The current 54 percent of Norway's so-called oil fund — one of the biggest sovereign wealth funds in the world — invested in European stocks and bonds will drop to 41 percent, the government said in a report to parliament on the long-term changes in the management of the fund.
"The proportion invested in Europe will be reduced gradually over time," Finance Minister Sigbjørn Johnsen said in a statement.
At the same time, "the fund is growing, so that its (European) investments measured in Norwegian kroner will still increase over time," Johnsen said, adding "the fund shall continue to be a considerable investor in Europe."
The Norwegian oil fund, which contains all state revenues from the country's massive oil and gas sector, is currently valued at around 3,470 billion kroner ($609.2 billion) and is Europe's biggest
Parallel with the relative reduction in European stocks and bonds, the fund will increase its investments in the Americas and in Africa from 35 to about 40 percent of its total portfolio, while its portion of Asian investments will rise from 11 to 19 percent.

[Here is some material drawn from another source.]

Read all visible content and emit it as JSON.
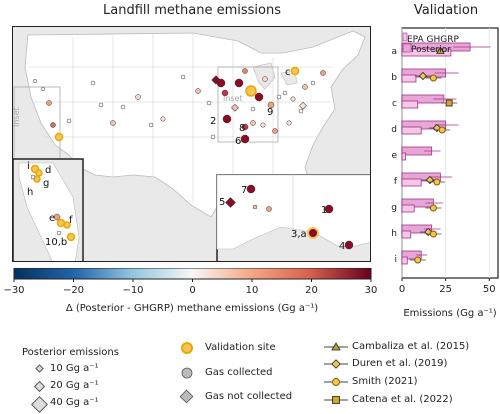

"We want a broad diversification of the investments, in accordance with the actual production capacity in different parts of the world," finance ministry state secretary Hilde Singsaas told the Dow Jones Newswires.
The Norwegian fund was created in the beginning of the 1990s to help finance Norway's generous welfare state system once the oil wells run dry, and is invested in equities and bonds, as well as real estate.
The government is not authorised to use more than four percent of its holdings each year to balance its budget.
Without the cash injection from the fund, the budget would be in the red and the current centre-left government has balked at a central bank recommendation to lower the spending ceiling.